Generating test and train data

We use 5 fold cross validation to train and validate our model. The training and testing data in this case can be obtained from the CrossValDataPreparation.py file. To encode the sequences one must first obtain the lists returned by the get_all_possible_codon_list().

User must create an object of the CrossValDataPreparation class specifying the number of cross validation folds desired. The method stratified_crossVal_split() method can then be used. The aforementioned method requires the following parameters:

  • X: Contains the sequences
  • y: Contains the labels

This method will return the possible sets of cross validation data, each training set being represented as X_train[i] and its correponding validation set being represented as X_test[i]. Hence, the method returns:

  • X_train: All the sets of training data obtained
  • y_train: Corresponding sets of labels
  • X_test: Respective validation sets
  • y_test:Corresponding validation labels

Building a model

To use the proposed model, one must create an object of the class SpliceClassificationModel present in the SpliceClassification.py file specifying the the parameters listed below with their following definitions. (For this project we prefer LSTM, but one might use GRU/Basic RNN kernels instead)

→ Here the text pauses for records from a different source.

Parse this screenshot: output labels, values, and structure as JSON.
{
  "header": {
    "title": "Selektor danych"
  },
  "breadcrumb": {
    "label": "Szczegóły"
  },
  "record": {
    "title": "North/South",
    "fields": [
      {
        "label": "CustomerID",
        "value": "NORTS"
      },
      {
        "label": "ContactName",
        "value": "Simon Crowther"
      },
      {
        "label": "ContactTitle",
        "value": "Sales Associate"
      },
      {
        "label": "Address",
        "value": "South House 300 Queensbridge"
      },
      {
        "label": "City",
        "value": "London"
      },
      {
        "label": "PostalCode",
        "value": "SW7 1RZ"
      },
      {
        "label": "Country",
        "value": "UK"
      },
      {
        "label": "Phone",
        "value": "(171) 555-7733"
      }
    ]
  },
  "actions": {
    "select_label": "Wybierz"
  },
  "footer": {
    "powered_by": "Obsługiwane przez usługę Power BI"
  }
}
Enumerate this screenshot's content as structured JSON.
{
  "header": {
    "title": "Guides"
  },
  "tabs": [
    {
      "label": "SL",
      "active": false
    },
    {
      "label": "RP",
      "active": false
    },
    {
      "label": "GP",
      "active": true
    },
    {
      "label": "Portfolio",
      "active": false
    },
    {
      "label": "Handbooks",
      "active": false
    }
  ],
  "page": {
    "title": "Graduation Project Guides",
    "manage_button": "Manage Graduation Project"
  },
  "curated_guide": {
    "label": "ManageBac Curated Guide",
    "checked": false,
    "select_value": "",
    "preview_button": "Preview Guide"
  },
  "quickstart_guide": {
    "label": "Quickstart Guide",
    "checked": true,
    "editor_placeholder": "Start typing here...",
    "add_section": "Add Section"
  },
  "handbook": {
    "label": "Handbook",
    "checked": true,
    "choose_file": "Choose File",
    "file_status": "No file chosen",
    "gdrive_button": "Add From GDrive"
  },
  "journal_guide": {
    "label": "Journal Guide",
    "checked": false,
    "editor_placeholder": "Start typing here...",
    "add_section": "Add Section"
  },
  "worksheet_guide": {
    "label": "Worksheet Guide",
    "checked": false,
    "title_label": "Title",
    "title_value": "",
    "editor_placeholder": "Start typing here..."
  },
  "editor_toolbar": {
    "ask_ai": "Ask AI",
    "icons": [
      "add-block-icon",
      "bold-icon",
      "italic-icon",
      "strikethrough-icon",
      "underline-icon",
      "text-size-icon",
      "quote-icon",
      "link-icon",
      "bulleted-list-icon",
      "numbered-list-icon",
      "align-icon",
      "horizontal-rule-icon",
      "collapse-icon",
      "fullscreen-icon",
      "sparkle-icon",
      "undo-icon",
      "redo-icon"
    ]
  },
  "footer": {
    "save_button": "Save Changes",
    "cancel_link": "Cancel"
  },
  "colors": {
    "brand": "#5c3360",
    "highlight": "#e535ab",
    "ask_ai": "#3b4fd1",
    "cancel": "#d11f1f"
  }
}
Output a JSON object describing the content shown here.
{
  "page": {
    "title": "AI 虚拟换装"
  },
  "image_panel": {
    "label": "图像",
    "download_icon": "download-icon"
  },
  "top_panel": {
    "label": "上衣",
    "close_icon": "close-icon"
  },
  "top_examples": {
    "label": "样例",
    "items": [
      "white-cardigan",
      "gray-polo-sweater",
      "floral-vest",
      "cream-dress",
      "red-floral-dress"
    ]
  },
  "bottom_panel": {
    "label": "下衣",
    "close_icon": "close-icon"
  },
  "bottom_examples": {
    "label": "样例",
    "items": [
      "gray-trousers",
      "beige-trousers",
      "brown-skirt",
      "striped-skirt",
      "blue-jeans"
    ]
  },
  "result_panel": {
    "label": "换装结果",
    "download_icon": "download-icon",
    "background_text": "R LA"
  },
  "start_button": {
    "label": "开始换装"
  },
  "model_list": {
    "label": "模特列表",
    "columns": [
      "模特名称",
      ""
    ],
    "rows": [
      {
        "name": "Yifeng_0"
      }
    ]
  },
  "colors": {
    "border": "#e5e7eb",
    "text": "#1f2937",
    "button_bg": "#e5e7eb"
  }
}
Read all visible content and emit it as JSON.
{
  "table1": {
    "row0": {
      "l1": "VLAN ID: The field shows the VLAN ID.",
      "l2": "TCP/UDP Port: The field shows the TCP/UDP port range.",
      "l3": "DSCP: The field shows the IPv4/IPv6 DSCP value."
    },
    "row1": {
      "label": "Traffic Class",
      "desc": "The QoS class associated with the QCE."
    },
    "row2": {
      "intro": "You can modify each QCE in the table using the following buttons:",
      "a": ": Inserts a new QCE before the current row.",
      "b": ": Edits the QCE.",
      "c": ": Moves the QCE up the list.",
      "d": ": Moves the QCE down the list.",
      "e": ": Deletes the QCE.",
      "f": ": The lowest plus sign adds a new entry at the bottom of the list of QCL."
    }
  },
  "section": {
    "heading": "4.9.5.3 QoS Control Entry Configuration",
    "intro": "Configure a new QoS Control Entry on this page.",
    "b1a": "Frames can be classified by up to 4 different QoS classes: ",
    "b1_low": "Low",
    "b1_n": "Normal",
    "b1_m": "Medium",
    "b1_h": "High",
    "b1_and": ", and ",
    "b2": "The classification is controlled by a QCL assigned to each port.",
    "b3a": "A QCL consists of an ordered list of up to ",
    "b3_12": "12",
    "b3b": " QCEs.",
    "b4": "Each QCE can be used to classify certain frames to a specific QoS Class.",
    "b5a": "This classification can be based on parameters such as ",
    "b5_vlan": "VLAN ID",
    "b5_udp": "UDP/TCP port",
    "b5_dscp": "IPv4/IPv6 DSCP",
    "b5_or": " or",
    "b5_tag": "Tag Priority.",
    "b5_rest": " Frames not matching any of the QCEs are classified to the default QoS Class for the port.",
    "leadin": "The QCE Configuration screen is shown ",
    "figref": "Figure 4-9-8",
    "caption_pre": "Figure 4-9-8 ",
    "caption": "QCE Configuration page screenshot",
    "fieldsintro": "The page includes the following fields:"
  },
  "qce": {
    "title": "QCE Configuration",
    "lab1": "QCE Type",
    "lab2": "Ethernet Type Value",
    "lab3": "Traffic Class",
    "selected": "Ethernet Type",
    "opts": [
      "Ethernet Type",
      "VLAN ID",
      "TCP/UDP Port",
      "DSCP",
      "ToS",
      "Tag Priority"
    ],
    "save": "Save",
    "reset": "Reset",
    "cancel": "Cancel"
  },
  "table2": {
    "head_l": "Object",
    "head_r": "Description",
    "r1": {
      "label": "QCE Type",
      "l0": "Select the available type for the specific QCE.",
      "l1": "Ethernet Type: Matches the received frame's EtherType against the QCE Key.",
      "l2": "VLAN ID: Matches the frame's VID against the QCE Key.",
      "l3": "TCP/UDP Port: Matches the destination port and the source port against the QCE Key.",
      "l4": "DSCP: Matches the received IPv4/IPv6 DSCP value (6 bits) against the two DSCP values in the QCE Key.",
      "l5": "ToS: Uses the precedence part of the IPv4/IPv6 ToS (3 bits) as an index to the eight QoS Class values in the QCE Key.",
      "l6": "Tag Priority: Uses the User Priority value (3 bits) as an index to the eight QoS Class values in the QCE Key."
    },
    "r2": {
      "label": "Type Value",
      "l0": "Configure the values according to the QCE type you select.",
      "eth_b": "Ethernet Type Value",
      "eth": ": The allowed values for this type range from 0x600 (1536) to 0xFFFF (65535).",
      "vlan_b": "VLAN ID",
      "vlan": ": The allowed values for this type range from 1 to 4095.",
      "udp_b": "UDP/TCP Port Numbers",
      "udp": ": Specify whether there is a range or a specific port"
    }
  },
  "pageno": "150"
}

  • n_units: Number of hidden reccurent units in a singe layer(default: 90)
  • n_layers: Number of layers in a single stack of the model(default: 3)
  • n_classes: Number of classification categories(default: 3)
  • n_seq: Number of shift sequences 0-shift, 1-shift and 2-shift. i.e 3 in our case(default: 3)
  • seq_len: Length of each sequence(default: 20)
  • word_size: Vocabulary length(default: 64)

Users need to call the rnn_base() method to create the model.
To define the model optimizations, one needs to call the model_optimizer_define() method with the required lrate as the parameter of the function.
The model can be trained using the model_train() method with the following parameters mentioned below.

  • X_train and y_train: Sets of cross validation training sets
  • X_test and y_test: Sets of corresponding test sets
  • train_steps: Number of training steps(default: 10000)
  • weight_path: Path to save the weights(default: "")
  • n_folds: the number of cross validation folds(default: 5)
  • esPatience: patience for early stopping(default: 20)
  • lrPatience: patience for learning rate reduction(default: 15)
  • epsilon: number of places after decimal to which the loss is scalled(default: 3)
  • lr_decay: learning rate decay factor(default: 0.1)
  • per_process_gpu_memory_fraction: percentage of gpu memory allowed(default: 0.925)
  • log_path_train: path to which log files are saved(default: "")

We used 5-fold cross validation for our contribution
i.e., X_train and X_test contain 5 sets of training and validation sets representing every possible combination of the 5 folds.

The model visualization can be performed by calling model_roc_visualize() method with the parameters defined below. The function will return the ROC curves for the 3 individual classes along with their AUROC scores. It will also print the corresponding accuracy and loss.

  • X: Training encoded codon lists
  • y: Respective labels
  • model_path: path to the saved best model parameters